Das Lenken nach rechts in Richtung des VW Phaeton sei letztlich eine weitere Schikane gegenüber dem Fahrer des VW Phaeton gewesen. Zudem sei der Winkel der Fahrzeuge zueinander sehr spitz gewesen, was auch gegen ein vorsätzliches „Von der Straße rammen“ spreche. Strafbarkeiten wegen Gefährdung des Straßenverkehrs (§ 315c StGB) und wegen gefährlichen Eingriffs in den Straßenverkehr (§ 315b StGB) würden laut Gericht ausscheiden. Es bleibe insoweit eine Strafbarkeit wegen fahrlässiger Tötung (§ 222 StGB).
Eine Verurteilung wegen fahrlässiger Körperverletzung (§ 229 StGB) käme nicht in Betracht, da dafür der Strafantrag fehle und kein besonderes besonderen öffentliches Interesse (§ 230 StGB) gegeben sei.
Der Angeklagte habe keine rechtzeitigen Maßnahmen zur Feststellung seiner Beteiligung an dem Unfallgeschehen ergriffen, deswegen erfolgte eine Verurteilung auch wegen unerlaubten Entfernens vom Unfallort.
Tat- und schuldangemessene Freiheitstrafe
Tat- und schuldangemessen sei unter Berücksichtigung aller für und gegen den Angeklagten sprechenden Umstände für die fahrlässige Tötung eine Freiheitsstrafe von 3 Jahren und 6 Monaten und für das unerlaubte Entfernen vom Unfallort eine Freiheitsstrafe von 6 Monaten. Die Gesamtfreiheitsstrafe betrage nach nochmaliger Würdigung aller Umstände 3 Jahre und 10 Monate.

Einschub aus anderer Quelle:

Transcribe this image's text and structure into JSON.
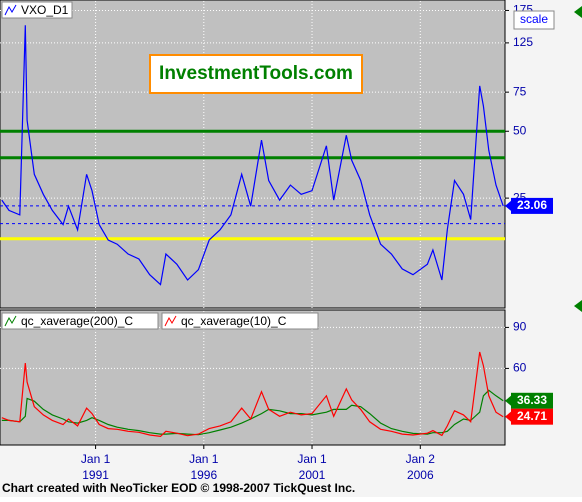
{
  "chart_data": [
    {
      "type": "line",
      "log_scale": true,
      "grid": true,
      "x": [
        "1986-09",
        "1987-01",
        "1987-07",
        "1987-10",
        "1987-11",
        "1988-03",
        "1988-08",
        "1989-01",
        "1989-07",
        "1989-10",
        "1990-03",
        "1990-08",
        "1990-11",
        "1991-03",
        "1991-08",
        "1992-01",
        "1992-07",
        "1993-01",
        "1993-07",
        "1994-01",
        "1994-04",
        "1994-10",
        "1995-04",
        "1995-10",
        "1996-04",
        "1996-10",
        "1997-04",
        "1997-10",
        "1998-03",
        "1998-09",
        "1999-01",
        "1999-07",
        "2000-01",
        "2000-07",
        "2001-01",
        "2001-09",
        "2002-01",
        "2002-08",
        "2002-11",
        "2003-04",
        "2003-09",
        "2004-03",
        "2004-09",
        "2005-03",
        "2005-09",
        "2006-05",
        "2006-08",
        "2007-01",
        "2007-04",
        "2007-08",
        "2008-01",
        "2008-05",
        "2008-10",
        "2008-12",
        "2009-03",
        "2009-07",
        "2009-11"
      ],
      "series": [
        {
          "name": "VXO_D1",
          "color": "#0000ff",
          "values": [
            24.5,
            22,
            21,
            150,
            56,
            32,
            26,
            22,
            19,
            23,
            18,
            32,
            27,
            19,
            16.2,
            15.5,
            14,
            13.3,
            11.3,
            10.2,
            14,
            12.6,
            10.7,
            11.9,
            16.2,
            18,
            21,
            32,
            23,
            45.6,
            30,
            24.5,
            28.6,
            26,
            27,
            43,
            24.5,
            48,
            37,
            30,
            21,
            15.5,
            14,
            12,
            11.3,
            12.6,
            14.6,
            10.7,
            18,
            30,
            26,
            20,
            80,
            65,
            41,
            28.6,
            23.06
          ]
        }
      ],
      "xlim": [
        "1986-08",
        "2009-12"
      ],
      "ylim": [
        8,
        193
      ],
      "yticks": [
        25,
        50,
        75,
        125,
        175
      ],
      "reference_lines": [
        {
          "value": 50,
          "color": "#008000"
        },
        {
          "value": 38,
          "color": "#008000"
        },
        {
          "value": 16.4,
          "color": "#ffff00"
        },
        {
          "value": 19.2,
          "color": "#0000ff",
          "dashed": true
        }
      ]
    },
    {
      "type": "line",
      "grid": true,
      "x": [
        "1986-09",
        "1987-01",
        "1987-07",
        "1987-10",
        "1987-11",
        "1988-03",
        "1988-08",
        "1989-01",
        "1989-07",
        "1989-10",
        "1990-03",
        "1990-08",
        "1990-11",
        "1991-03",
        "1991-08",
        "1992-01",
        "1992-07",
        "1993-01",
        "1993-07",
        "1994-01",
        "1994-04",
        "1994-10",
        "1995-04",
        "1995-10",
        "1996-04",
        "1996-10",
        "1997-04",
        "1997-10",
        "1998-03",
        "1998-09",
        "1999-01",
        "1999-07",
        "2000-01",
        "2000-07",
        "2001-01",
        "2001-09",
        "2002-01",
        "2002-08",
        "2002-11",
        "2003-04",
        "2003-09",
        "2004-03",
        "2004-09",
        "2005-03",
        "2005-09",
        "2006-05",
        "2006-08",
        "2007-01",
        "2007-04",
        "2007-08",
        "2008-01",
        "2008-05",
        "2008-10",
        "2008-12",
        "2009-03",
        "2009-07",
        "2009-11"
      ],
      "series": [
        {
          "name": "qc_xaverage(200)_C",
          "color": "#008000",
          "values": [
            22,
            22,
            21,
            25,
            38,
            36,
            30,
            26,
            23,
            21,
            20,
            22,
            24,
            22,
            19,
            17,
            15.5,
            14.5,
            13,
            12,
            12,
            12.5,
            12,
            11.5,
            13,
            15,
            17,
            20,
            23,
            27,
            30,
            29,
            27,
            27,
            26,
            28,
            30,
            30,
            33,
            32,
            27,
            20,
            16,
            14,
            12.5,
            12,
            13,
            13,
            14,
            19,
            23,
            22,
            28,
            40,
            44,
            40,
            36.33
          ]
        },
        {
          "name": "qc_xaverage(10)_C",
          "color": "#ff0000",
          "values": [
            24,
            22,
            21,
            64,
            50,
            32,
            26,
            22,
            19,
            23,
            18,
            31,
            27,
            19,
            16,
            15.5,
            14,
            13.3,
            11.3,
            10.3,
            14,
            12.6,
            10.8,
            12,
            16,
            18,
            21,
            31,
            23,
            43,
            30,
            25,
            28,
            26,
            27,
            40,
            25,
            45,
            37,
            30,
            21,
            15.5,
            14,
            12,
            11.3,
            12.6,
            14.5,
            11,
            18,
            29,
            26,
            21,
            72,
            62,
            40,
            28,
            24.71
          ]
        }
      ],
      "xlim": [
        "1986-08",
        "2009-12"
      ],
      "ylim": [
        4,
        102
      ],
      "yticks": [
        60,
        90
      ],
      "xticks": [
        {
          "value": "1991-01-01",
          "label": [
            "Jan 1",
            "1991"
          ]
        },
        {
          "value": "1996-01-01",
          "label": [
            "Jan 1",
            "1996"
          ]
        },
        {
          "value": "2001-01-01",
          "label": [
            "Jan 1",
            "2001"
          ]
        },
        {
          "value": "2006-01-02",
          "label": [
            "Jan 2",
            "2006"
          ]
        }
      ]
    }
  ],
  "watermark": "InvestmentTools.com",
  "scale_button": "scale",
  "footer": "Chart created with NeoTicker EOD © 1998-2007 TickQuest Inc."
}
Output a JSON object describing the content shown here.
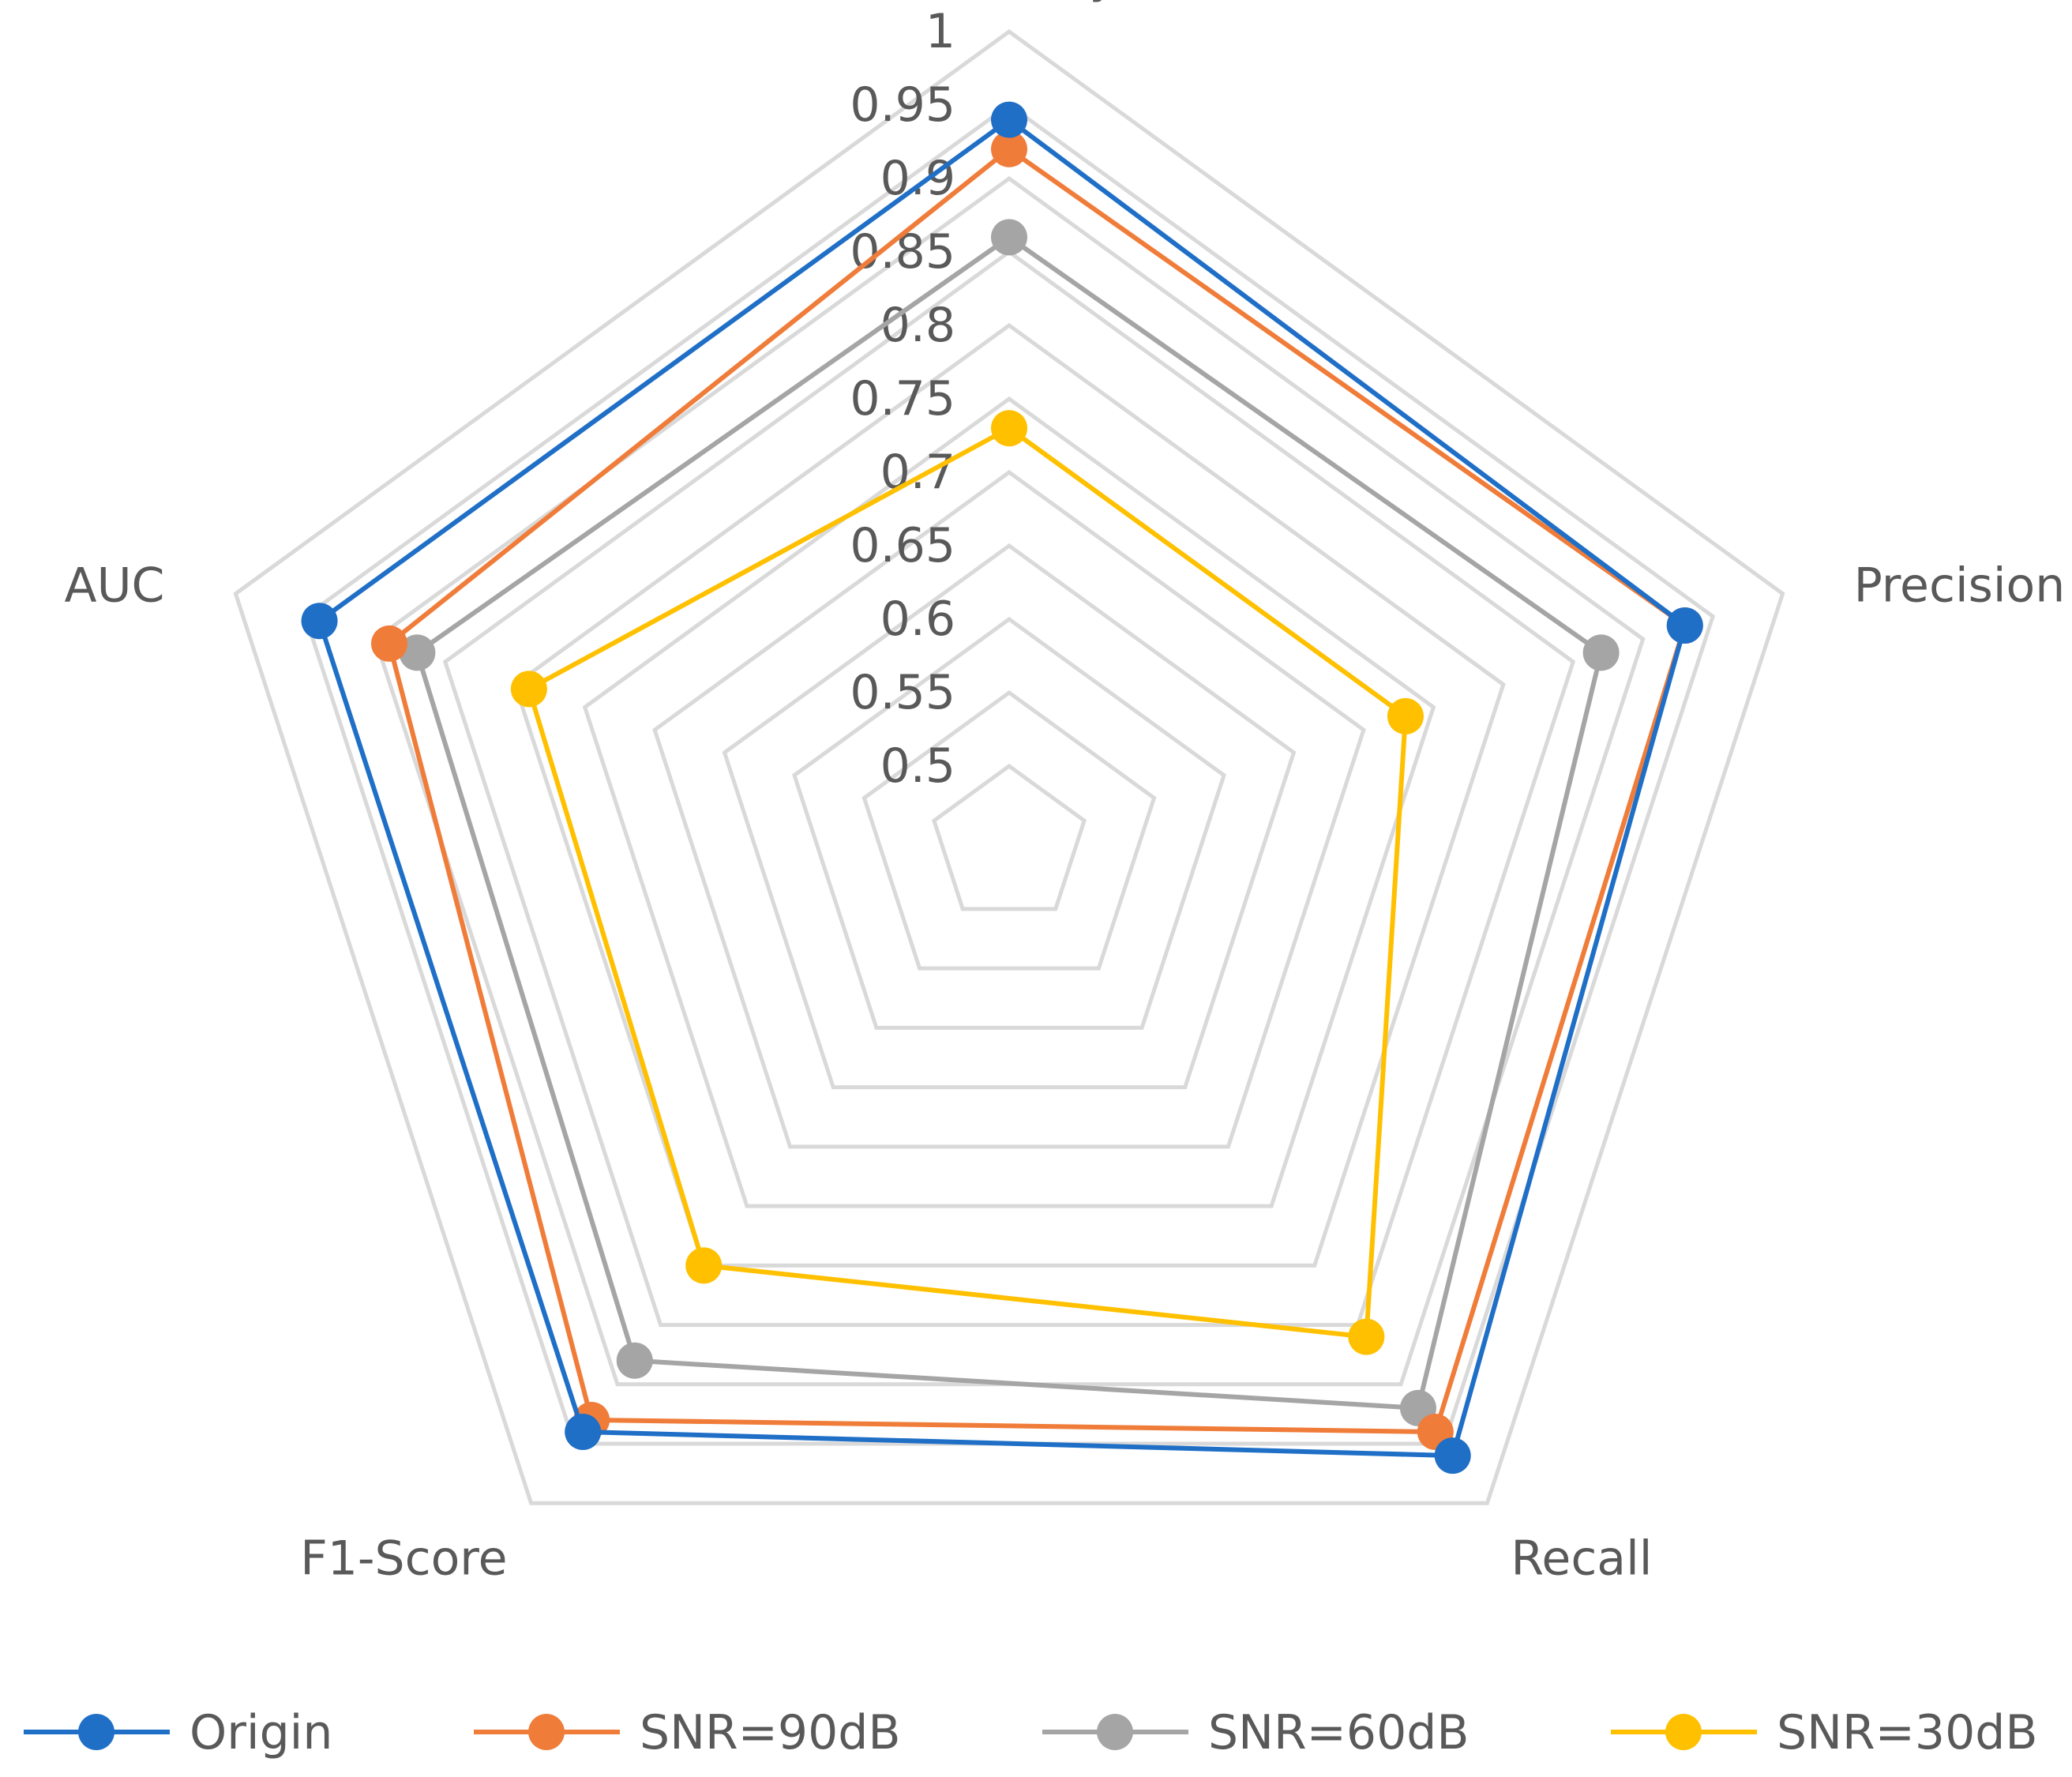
{
  "chart_data": {
    "type": "radar",
    "categories": [
      "Accuracy",
      "Precision",
      "Recall",
      "F1-Score",
      "AUC"
    ],
    "rlim": [
      0.5,
      1
    ],
    "ticks": [
      "1",
      "0.95",
      "0.9",
      "0.85",
      "0.8",
      "0.75",
      "0.7",
      "0.65",
      "0.6",
      "0.55",
      "0.5"
    ],
    "grid": true,
    "legend_position": "bottom",
    "series": [
      {
        "name": "Origin",
        "color": "#1f6fc7",
        "values": [
          0.94,
          0.93,
          0.96,
          0.94,
          0.94
        ]
      },
      {
        "name": "SNR=90dB",
        "color": "#f07c3a",
        "values": [
          0.92,
          0.93,
          0.94,
          0.93,
          0.89
        ]
      },
      {
        "name": "SNR=60dB",
        "color": "#a5a5a5",
        "values": [
          0.86,
          0.87,
          0.92,
          0.88,
          0.87
        ]
      },
      {
        "name": "SNR=30dB",
        "color": "#ffc000",
        "values": [
          0.73,
          0.73,
          0.86,
          0.8,
          0.79
        ]
      }
    ]
  }
}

Das Gericht berücksichtige beim Strafmaß, dass der Angeklagte nicht vorbestraft war. Erschwerend kam jedoch hinzu, dass der Angeklagte aus „nichtigem Anlass einen massiven Verkehrsverstoß“ begangen habe. Das Gericht sah als erwiesen an, dass bei Geschwindigkeiten zwischen 110 km/h und 130 km/h das ruckartige Lenken in Richtung eines anderen Verkehrsteilnehmers ein besonders hohes Gefährdungspotential habe.
Das Urteil des Schwurgerichts ist nicht rechtskräftig. Es kann binnen einer Woche mit der Revision zum Bundesgerichtshof (BGH) angegriffen werden.